Asgari ücret, adı üzerinde asgari bir yaşam standardı sunması gereken bir taban ücrettir. Bizde ise çalışanların en az yüzde 42'si asgari ücretli, yüzde 51'i ise asgari ücretin yüzde 10 fazlası veya altında maaş alabiliyor. İşe yeni başlama düzeyi olan, aslında bir istisna olan asgari ücret, Türkiye'de bir genel uygulamaya dönüşmüştür. Yani neresinden bakarsanız bakınız, insanımızın en az yarısına hak ettikleri insanca bir hayat yaşayacak kadar ücret sunamıyorsunuz.

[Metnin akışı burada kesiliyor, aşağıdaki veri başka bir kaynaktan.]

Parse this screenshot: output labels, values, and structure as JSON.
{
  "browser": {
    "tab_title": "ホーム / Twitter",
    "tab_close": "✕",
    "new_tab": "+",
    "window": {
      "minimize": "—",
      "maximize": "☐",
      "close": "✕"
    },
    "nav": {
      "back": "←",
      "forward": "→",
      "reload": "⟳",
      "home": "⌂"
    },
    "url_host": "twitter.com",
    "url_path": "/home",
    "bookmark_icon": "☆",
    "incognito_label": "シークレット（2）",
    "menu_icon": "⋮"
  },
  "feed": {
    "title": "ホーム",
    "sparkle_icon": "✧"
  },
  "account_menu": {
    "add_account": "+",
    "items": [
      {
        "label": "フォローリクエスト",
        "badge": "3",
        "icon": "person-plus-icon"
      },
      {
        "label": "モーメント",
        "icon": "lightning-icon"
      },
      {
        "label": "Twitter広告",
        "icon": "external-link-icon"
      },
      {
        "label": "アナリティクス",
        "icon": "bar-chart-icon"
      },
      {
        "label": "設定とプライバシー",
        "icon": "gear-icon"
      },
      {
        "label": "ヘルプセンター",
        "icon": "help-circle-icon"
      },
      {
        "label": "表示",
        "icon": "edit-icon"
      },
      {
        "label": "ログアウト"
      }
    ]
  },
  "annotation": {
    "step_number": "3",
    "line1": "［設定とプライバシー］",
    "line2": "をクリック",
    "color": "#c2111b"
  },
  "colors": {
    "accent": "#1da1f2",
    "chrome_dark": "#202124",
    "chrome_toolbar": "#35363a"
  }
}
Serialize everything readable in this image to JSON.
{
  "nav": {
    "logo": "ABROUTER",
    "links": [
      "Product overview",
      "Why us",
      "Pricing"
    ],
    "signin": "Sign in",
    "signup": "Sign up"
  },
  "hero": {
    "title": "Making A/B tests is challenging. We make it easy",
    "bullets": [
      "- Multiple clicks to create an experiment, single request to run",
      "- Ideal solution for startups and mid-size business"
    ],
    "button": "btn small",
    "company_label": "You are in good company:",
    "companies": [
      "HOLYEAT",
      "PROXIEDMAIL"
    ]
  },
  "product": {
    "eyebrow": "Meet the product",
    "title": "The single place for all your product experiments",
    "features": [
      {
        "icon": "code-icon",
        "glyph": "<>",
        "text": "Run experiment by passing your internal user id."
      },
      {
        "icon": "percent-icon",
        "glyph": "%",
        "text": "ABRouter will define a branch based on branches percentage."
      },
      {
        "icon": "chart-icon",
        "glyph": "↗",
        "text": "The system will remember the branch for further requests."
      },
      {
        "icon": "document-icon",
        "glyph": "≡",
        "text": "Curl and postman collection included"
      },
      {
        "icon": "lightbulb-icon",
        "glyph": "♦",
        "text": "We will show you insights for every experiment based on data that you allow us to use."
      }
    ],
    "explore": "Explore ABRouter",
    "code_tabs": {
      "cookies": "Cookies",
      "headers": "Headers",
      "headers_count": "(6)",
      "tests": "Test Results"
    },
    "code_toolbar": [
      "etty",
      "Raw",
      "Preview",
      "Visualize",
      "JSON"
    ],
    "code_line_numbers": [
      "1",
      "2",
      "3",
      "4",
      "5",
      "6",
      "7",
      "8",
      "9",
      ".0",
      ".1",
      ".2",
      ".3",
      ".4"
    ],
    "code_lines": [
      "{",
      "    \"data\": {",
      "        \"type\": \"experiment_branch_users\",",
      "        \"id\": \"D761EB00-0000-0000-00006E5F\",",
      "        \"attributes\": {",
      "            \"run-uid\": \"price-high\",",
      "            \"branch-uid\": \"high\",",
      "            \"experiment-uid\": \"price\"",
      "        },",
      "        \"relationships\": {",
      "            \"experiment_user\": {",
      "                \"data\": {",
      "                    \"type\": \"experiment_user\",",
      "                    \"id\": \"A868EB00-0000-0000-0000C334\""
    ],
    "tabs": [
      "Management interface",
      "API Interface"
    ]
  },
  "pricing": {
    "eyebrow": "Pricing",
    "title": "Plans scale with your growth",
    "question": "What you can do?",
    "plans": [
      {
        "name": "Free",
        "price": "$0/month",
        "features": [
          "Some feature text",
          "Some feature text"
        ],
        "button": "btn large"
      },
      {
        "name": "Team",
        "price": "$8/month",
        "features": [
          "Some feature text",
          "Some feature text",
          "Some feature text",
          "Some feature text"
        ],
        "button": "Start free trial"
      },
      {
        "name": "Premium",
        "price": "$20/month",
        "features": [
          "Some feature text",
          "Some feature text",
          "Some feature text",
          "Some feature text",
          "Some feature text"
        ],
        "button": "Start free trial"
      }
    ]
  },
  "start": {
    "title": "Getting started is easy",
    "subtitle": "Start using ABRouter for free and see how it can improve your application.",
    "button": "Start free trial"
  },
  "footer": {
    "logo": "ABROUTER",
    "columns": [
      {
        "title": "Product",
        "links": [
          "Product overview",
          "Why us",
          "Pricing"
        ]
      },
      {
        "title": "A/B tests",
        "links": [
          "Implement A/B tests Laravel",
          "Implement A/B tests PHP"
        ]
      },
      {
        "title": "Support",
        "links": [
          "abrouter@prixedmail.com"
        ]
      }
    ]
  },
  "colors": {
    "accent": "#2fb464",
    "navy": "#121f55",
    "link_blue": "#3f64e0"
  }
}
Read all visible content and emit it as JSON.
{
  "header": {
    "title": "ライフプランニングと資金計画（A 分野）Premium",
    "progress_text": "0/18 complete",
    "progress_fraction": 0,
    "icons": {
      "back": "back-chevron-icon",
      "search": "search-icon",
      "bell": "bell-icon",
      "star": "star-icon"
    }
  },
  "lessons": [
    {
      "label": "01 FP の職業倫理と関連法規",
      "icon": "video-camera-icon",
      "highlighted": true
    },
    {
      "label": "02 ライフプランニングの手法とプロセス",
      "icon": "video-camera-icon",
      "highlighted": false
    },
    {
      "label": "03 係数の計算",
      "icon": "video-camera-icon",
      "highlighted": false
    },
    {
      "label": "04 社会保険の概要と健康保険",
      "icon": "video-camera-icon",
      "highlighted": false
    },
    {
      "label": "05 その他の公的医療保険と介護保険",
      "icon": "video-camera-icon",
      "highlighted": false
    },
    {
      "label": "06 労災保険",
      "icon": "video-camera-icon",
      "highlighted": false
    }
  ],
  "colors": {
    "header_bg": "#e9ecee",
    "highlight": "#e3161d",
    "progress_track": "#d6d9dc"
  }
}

Bu asgari ücret konuşulurken Merkez Bankası yöneticilerinin 2025 enflasyon hedefleriyle uyumlu bir zam oranını savunması, iş dünyasını düşük oran taleplerinde bulunmaya teşvik etmesi ise trajikomiktir. Hangi hedefi tutturduğunuzu gördük ki şimdi asgari ücreti o hedefe uyduracaksınız.

Asgari ücreti tartışıyoruz ancak iktidardakiler tartışmıyor asgari ücreti, onlar tespit ediyor. Buraya dikkatinizi çekmek isterim: Komisyonun adı "Asgari Ücret Tespit Komisyonu." ama gerçekte ise kuru pastalar, portakal suları, karışık kuru yemişler ve bunların eşliğinde "sarayın rakamlarını onaylama komisyonu" bu Komisyonun adı. (İYİ Parti sıralarından alkışlar) Gerçekten asgari ücreti tespit etmenin yeri ise sokaklardır. Ya, kardeşim, hiç mi sıradan insanla karşılaşmıyorsunuz Allah aşkına? Vatandaşın ağzında dişi yok, dişi, bir lokmayı çiğneyecek dişi kalmamış, bir hırkayı giyecek omzu kalmamış; siz hâlâ vatandaşın kendinizi anlamasını bekliyorsunuz. Yani siz manda yoğurdu, Medine hurması, kestane balı yiyip yatarken vatandaşın tasarrufunu da vergi diye alıyorsunuz, tasarruf etmesini de bekliyorsunuz. (İYİ Parti sıralarından alkışlar) Türkiye yıllardır orta gelir tuzağına hapis, orta sınıf da asgari ücrete zincirlenmiş durumda; sizse yolsuzluklardan dahi tasarruf etmiyor, edemiyorsunuz.

Peki, bu bütçede, bütçelerde, bütçe kalemlerinde gençlerimizi, nitelikli insan kaynağımızı ülkede tutacak hamlelerin, dijital ve yeşil dönüşüm süreçlerini finanse edecek tedbirlerin izine rastlayabiliyoruz? Maalesef hayır. 2024'ün ilk on ayında bütçenin on binde 9,4'ü gençlik programına ayrılmışken 2025'te bu oran on binde 7,8'e düşüyor. Demek ki gençlerimizin memnun olduğunu, onlara yatırım yapmamıza gerek bile kalmadığını düşünüyorsunuz.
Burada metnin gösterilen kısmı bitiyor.